The excitement didn't end there, though. I carefully picked my way through the stacks to discover that the '61 pile in particular came with some 'hidden' gems that didn't make their way into the pictures or headline of the listing. For starters, how about a slick #1:


As many of you probably know, the first card in any vintage set is usually a solid find. When you go WAY back into the history books, this can equal a tremendous amount of value based on rarity. Since the #1 cards were always on the top of kids' stacks or at the front of the shoe box, they usually endured t he greatest amount of wear and tear due to rubber bands, grubby hands, etc. Many went missing or are in some pretty bad shape.

There I go again with the official condition terms!

This copy of Dick Groat is really nice, however, and I was elated to see it emerge from the package. A couple of print marks and touched corners might deter others, but the color and centering (for this set) are very nice. I was quite happy to slip it into the pole-position pocket of page #1 for the set! Sure, it's the only card on the page...but I dream big. To a fault.

Here's the back:

I did NOT know that Dick brought home the NL MVP Award the previous year? I suppose this is what garnered him the #1 slot? Does anybody know if Pafko pulled off the same feat in 1951? He also won the batting title? Amazing! A twitter friend was very kind and filled me in on another tidbit - that Groat's number was the first one to be retired at Duke University. Solid!

My fortune didn't end there! Here were some other great cards in my 'lot':

Team leader cards are always welcome - particularly ones with Hall of Famers! Remember...about a $1 for each of these...

So what's up with this Del Rice? Well, besides featuring a gloriously old-school catcher's mitt, this Rice is a high series card that is a little tough to find. I am sure that I will learn more about this obstacle as I progress through the set, but I'm happy to at least be able to check one off the list.

And finally:


DUPLICATES! When you're spending on vintage cards for older, more expensive sets, it's kind of deflating to pull two of the same card from a lot that is supposed to be nice and assorted. That means it will require one more purchase or trade to get it all done in the end. Ouch! Of course, if that one set of doubles happens to be Mr. Billy Martin....well, fine diddily-doo with me! This Martin card is awful from a photography perspective (fairly common for the set, though) but big on Yankees fan appeal. I'll have to decide which one I am going to keep for my collection and which one I will trade away fro more progress. I'm leaning towards keeping the copy on the right - what do you think?

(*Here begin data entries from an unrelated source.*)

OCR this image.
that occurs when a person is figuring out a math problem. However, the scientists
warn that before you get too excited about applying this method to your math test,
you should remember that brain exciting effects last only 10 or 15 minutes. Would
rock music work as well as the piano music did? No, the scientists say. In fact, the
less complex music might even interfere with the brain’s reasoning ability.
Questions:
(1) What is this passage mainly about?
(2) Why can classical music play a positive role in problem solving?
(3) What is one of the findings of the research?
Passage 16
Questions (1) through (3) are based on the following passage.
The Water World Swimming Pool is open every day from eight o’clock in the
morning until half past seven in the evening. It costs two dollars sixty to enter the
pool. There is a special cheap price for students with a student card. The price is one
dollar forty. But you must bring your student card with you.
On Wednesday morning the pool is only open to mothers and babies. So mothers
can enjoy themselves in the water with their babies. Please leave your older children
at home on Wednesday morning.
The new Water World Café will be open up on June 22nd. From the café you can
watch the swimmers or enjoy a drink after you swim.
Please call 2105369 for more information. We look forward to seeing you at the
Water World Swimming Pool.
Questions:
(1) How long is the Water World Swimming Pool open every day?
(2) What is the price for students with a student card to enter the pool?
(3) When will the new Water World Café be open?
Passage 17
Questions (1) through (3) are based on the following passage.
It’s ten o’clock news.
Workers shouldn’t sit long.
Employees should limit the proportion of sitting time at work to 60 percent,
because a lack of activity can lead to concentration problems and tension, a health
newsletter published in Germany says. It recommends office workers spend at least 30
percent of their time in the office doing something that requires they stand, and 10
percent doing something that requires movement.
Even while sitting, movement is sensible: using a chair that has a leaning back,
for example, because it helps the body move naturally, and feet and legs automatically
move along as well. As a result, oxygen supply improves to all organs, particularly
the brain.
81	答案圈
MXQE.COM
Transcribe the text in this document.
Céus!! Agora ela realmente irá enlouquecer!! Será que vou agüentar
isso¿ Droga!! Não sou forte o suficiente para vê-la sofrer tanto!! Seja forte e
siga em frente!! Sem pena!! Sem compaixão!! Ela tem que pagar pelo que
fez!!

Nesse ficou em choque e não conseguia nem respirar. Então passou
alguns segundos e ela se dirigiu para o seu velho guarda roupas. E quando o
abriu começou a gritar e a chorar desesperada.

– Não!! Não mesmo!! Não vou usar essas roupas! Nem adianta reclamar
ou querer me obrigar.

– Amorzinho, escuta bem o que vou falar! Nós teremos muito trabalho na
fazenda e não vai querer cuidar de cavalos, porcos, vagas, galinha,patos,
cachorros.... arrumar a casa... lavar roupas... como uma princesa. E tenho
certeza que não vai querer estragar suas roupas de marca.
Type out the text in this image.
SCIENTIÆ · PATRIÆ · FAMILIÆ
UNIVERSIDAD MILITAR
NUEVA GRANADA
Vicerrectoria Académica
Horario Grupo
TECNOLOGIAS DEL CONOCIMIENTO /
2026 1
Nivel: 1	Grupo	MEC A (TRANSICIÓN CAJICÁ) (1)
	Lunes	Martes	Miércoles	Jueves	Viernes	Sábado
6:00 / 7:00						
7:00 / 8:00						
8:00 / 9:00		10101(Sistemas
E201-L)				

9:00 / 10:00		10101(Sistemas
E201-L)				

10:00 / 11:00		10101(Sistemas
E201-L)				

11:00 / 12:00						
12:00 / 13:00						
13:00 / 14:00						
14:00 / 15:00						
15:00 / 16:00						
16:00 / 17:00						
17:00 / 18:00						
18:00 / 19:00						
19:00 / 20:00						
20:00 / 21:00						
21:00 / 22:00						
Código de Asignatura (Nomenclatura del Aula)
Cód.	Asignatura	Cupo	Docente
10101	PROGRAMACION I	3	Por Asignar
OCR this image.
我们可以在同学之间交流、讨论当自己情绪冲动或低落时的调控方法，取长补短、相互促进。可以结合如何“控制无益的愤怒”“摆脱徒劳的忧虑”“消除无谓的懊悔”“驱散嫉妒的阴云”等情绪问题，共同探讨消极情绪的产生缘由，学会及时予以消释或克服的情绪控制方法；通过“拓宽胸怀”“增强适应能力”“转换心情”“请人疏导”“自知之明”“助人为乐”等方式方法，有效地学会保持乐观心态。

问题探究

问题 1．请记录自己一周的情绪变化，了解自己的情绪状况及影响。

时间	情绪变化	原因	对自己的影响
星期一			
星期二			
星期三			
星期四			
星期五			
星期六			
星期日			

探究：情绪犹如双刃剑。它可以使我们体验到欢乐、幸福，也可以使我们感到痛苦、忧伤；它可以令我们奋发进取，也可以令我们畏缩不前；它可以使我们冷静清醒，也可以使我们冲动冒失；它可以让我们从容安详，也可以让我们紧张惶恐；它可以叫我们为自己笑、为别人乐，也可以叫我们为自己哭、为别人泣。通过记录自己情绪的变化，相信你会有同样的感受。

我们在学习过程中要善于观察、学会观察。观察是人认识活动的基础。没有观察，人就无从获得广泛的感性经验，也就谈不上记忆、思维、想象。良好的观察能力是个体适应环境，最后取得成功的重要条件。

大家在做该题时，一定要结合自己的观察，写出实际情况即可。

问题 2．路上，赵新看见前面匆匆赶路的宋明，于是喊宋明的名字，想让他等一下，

I need to tally up my totals so far from the two sets. Don't get too excited (even though I am!), we're talking single-digit progress here towards set completion - but I am happy to finally kind of make a commitment. I expect it to take decades, but now that what I do have is paged and in a binder, I feel content from a collecting (OCD) aspect.  My favorite are the pages with as many as three cards on them - looking strong!

I am stoked to shore up the vintage collection just a little bit more with these two lots. I'll also try and get a NEEDS list started on my "Sets" tab in case anybody wants to start swapping. Actually, may be more logical to just list the few dozen cards that I actually have vice the hundreds that I don't...

Yeah, that's what I'll do.
Thanks for reading!



  1. Looks like a great pickup! You could do worse than Billy Martin dupes!

  2. I never believed this "Card #1 gets the rubberband damage" theory.

    What kid was wrapping his entire set of cards (up to 500+ cards) in ONE stack?

    I remember using rubberbands, but each team had their own banded stack.